Pijany rowerzysta zatrzymany dwa razy jednego dnia

Wstawał wsiadał na rower próbował jechać i przewracał się na chodnik. Pijany rowerzysta miał ponad 2 promile alkoholu w organizmie. Wczoraj w przypadku mężczyzny dwa razy interweniowała policja. Za drugim razem trafił do aresztu.

Po wytrzeźwieniu w areszcie mężczyzna usłyszał zarzuty. Teraz kierowanie rowerem w stanie nietrzeźwości grozi kara aresztu bądź grzywny. 46-letni mieszkaniec Maldanina może jednak mówić o szczęściu, gdyż „jadąc” w takim stanie rowerem zagrażał zdrowiu i życiu swojemu jak i innych użytkowników drogi.

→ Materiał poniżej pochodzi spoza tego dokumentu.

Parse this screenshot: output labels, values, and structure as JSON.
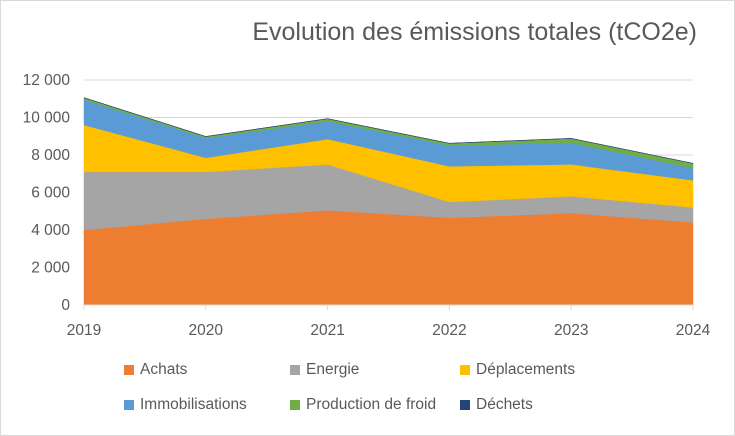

Za pierwszym razem policjanci interweniowali około godz. 12 na ul. Klementowskiego. Zgłoszenie brzmiało, że doszło tam do potrącenia pieszego. Na miejscu okazało się jednak, że leżący na chodniku 46-latek nie został potracony, a jest nietrzeźwy.

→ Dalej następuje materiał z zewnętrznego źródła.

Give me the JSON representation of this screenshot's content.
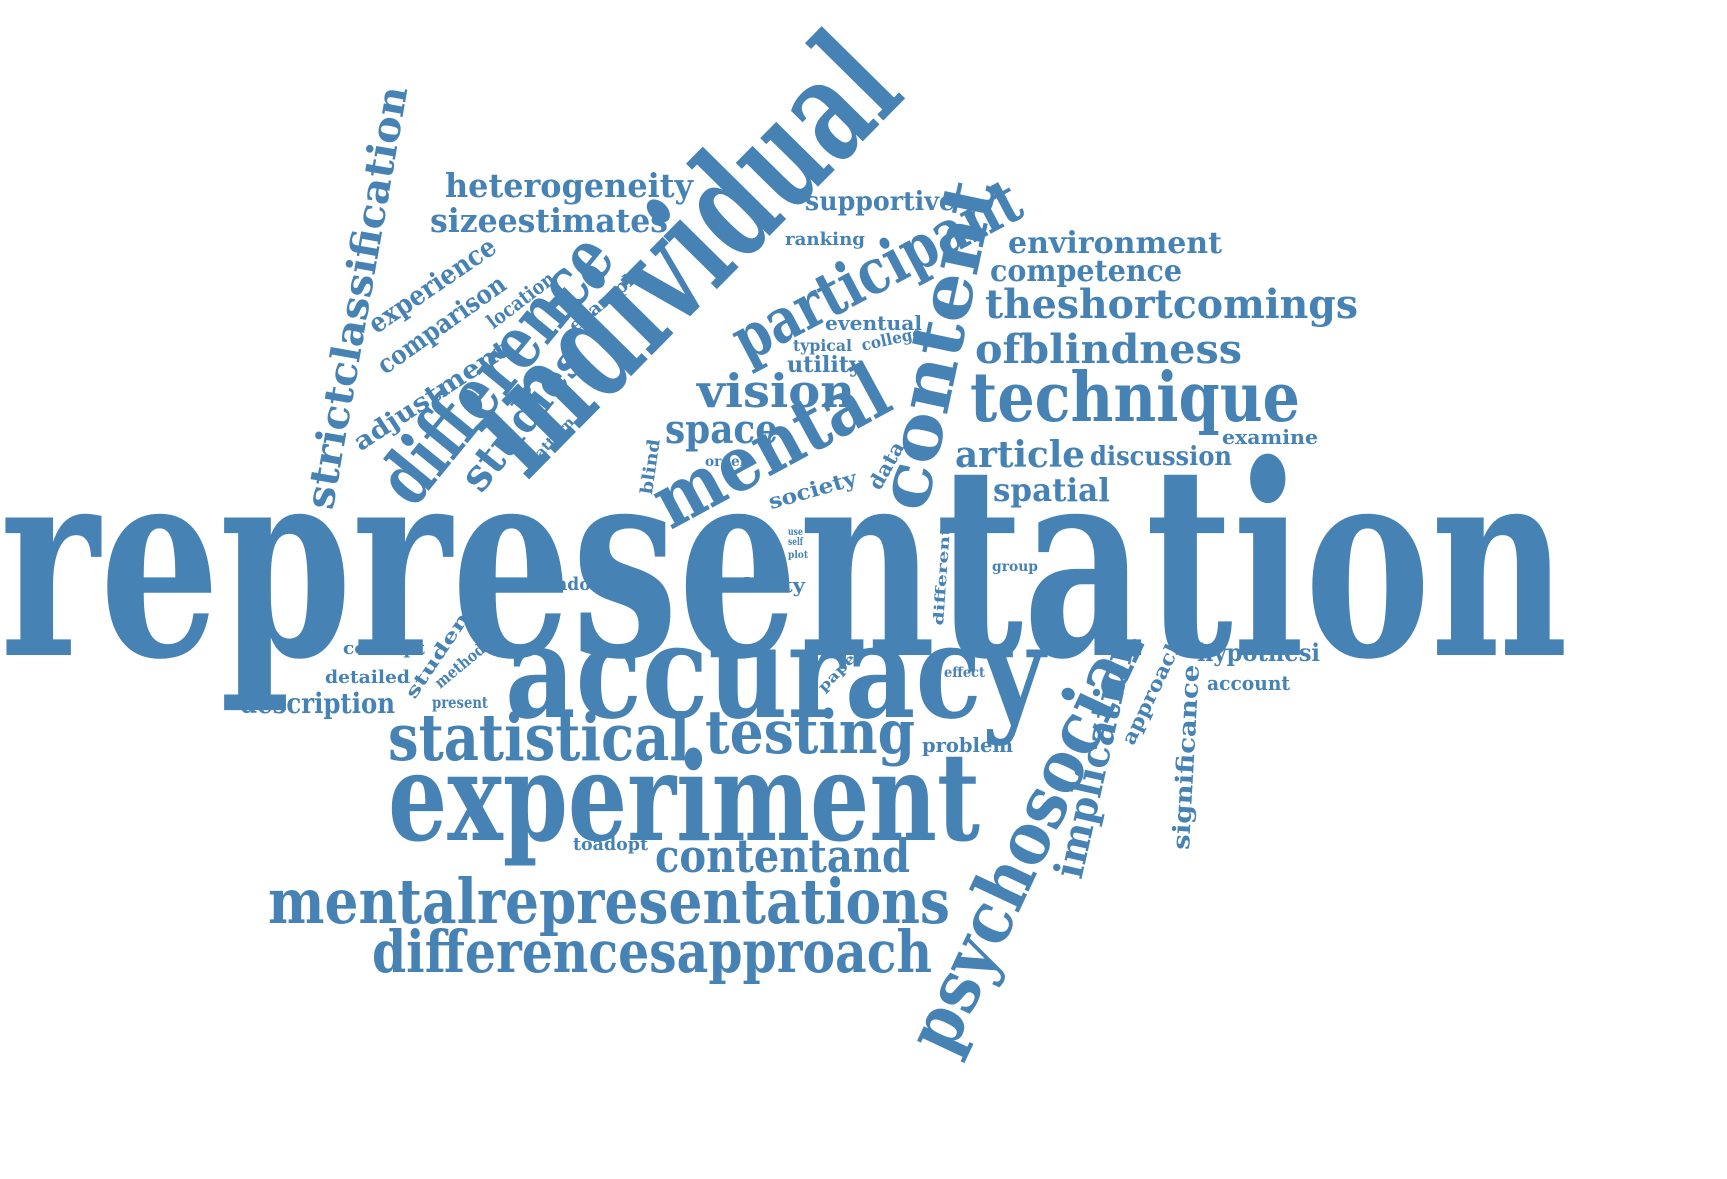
{
  "color": "#4682b4",
  "words": [
    "representation",
    "accuracy",
    "experiment",
    "individual",
    "mentalrepresentations",
    "differencesapproach",
    "statistical",
    "testing",
    "technique",
    "psychosocial",
    "mental",
    "content",
    "difference",
    "participant",
    "theshortcomings",
    "ofblindness",
    "contentand",
    "vision",
    "space",
    "studies",
    "article",
    "spatial",
    "implication",
    "strictclassification",
    "heterogeneity",
    "sizeestimates",
    "environment",
    "competence",
    "supportive",
    "discussion",
    "hypothesi",
    "significance",
    "description",
    "comparison",
    "adjustment",
    "experience",
    "location",
    "example",
    "ranking",
    "eventual",
    "utility",
    "typical",
    "college",
    "examine",
    "account",
    "approach",
    "problem",
    "toadopt",
    "london",
    "ability",
    "society",
    "data",
    "blind",
    "order",
    "pattern",
    "concept",
    "detailed",
    "method",
    "present",
    "student",
    "paper",
    "effect",
    "different",
    "group",
    "use",
    "self",
    "plot"
  ]
}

Badanie wykazało, że w organizmie ma blisko 2.5 promila alkoholu. Jak się później okazało nie była to pierwsza interwencja tego dnia wobec mężczyzny. Po godz. 19 oficer dyżurny piskiej komendy otrzymał zgłoszenie, że ul. Olsztyńską w Piszu jedzie pijany rowerzysta. Kiedy policjanci dotarli na miejsce kierujący jednośladem leżał już na chodniku, a obok niego rower.

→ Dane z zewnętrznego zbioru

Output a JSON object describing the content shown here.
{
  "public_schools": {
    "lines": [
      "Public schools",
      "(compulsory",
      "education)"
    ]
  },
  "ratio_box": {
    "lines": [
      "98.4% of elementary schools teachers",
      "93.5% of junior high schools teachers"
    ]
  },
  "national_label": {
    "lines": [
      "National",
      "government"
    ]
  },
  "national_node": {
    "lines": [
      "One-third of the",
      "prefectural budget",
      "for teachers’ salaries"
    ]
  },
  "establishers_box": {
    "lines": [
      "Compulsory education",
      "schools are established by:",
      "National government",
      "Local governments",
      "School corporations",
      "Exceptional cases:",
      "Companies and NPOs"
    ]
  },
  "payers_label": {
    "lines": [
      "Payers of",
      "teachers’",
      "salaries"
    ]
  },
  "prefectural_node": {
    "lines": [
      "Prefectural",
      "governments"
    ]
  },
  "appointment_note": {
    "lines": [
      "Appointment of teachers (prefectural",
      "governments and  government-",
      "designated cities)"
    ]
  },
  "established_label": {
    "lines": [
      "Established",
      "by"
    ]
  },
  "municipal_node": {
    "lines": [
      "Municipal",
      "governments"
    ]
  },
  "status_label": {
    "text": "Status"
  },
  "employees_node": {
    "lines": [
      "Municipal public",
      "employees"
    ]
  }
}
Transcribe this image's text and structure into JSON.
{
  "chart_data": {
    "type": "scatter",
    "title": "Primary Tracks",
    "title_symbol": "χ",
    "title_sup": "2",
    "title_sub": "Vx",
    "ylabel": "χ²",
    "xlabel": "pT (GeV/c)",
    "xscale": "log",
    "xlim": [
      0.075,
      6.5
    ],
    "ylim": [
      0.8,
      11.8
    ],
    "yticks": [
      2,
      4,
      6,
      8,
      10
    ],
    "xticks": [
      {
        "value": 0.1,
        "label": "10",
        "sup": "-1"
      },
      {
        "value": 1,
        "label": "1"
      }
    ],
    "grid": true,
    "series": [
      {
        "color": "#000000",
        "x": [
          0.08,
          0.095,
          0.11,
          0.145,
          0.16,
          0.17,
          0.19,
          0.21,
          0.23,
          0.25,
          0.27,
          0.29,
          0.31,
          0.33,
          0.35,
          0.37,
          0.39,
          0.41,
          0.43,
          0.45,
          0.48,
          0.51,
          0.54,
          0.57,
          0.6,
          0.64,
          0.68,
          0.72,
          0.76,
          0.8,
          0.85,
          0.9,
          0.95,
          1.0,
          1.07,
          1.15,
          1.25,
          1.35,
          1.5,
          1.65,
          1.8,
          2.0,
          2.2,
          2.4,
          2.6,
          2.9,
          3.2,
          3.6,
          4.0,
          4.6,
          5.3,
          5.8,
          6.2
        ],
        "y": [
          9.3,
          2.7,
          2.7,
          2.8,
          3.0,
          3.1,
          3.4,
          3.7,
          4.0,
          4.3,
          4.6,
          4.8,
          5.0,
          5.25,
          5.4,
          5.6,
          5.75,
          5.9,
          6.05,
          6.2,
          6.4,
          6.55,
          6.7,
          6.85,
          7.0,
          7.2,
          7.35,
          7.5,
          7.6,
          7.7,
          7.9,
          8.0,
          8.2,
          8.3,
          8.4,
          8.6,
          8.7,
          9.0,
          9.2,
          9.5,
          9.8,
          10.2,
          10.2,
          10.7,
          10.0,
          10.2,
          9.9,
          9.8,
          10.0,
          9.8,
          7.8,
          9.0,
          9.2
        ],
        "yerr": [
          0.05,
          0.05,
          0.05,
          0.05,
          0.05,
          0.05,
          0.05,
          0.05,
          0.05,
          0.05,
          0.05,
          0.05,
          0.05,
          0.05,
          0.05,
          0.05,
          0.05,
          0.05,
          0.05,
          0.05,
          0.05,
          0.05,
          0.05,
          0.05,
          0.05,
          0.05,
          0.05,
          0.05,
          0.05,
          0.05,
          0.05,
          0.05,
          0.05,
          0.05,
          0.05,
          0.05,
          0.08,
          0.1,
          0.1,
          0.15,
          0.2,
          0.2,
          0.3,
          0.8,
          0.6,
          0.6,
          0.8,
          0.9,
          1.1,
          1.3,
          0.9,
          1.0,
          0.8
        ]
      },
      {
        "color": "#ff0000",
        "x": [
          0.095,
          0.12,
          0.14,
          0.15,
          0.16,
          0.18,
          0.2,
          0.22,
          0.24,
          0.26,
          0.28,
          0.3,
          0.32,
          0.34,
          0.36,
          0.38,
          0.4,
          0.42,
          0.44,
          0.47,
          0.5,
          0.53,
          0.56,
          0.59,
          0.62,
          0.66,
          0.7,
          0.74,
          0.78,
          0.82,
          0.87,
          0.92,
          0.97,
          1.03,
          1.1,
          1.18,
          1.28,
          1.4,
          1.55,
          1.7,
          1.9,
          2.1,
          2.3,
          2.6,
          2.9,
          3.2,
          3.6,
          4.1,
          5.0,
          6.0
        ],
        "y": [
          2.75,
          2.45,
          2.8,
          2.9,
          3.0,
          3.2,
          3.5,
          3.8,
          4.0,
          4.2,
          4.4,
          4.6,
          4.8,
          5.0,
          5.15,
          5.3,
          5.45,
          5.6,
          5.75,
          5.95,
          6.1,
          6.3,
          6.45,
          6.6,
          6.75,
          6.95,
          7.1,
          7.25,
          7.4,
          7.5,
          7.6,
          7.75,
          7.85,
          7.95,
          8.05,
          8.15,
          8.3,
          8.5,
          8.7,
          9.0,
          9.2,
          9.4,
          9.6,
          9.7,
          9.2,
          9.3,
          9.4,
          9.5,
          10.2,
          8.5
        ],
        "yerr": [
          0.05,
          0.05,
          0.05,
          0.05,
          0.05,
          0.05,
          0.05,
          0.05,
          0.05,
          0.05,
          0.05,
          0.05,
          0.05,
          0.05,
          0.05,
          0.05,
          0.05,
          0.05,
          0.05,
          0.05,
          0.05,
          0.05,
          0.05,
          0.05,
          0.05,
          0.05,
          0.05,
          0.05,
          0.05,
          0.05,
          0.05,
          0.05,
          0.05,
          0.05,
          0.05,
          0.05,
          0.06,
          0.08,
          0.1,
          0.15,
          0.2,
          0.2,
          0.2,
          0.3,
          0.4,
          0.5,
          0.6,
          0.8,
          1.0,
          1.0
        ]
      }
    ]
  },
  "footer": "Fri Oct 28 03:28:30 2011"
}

Funkcjonariusze czuli od niego wyraźną woń alkoholu. Po sprawdzeniu stanu trzeźwości okazało się, że mężczyzna ma ponad 2 promile alkoholu w organizmie. Oficer dyżurny przekazał interweniującym policjantom, że jest to ten sam rowerzysta, który około południa jechał jednośladem i przewrócił się na innej ulicy będąc pod znacznym działaniem alkoholu.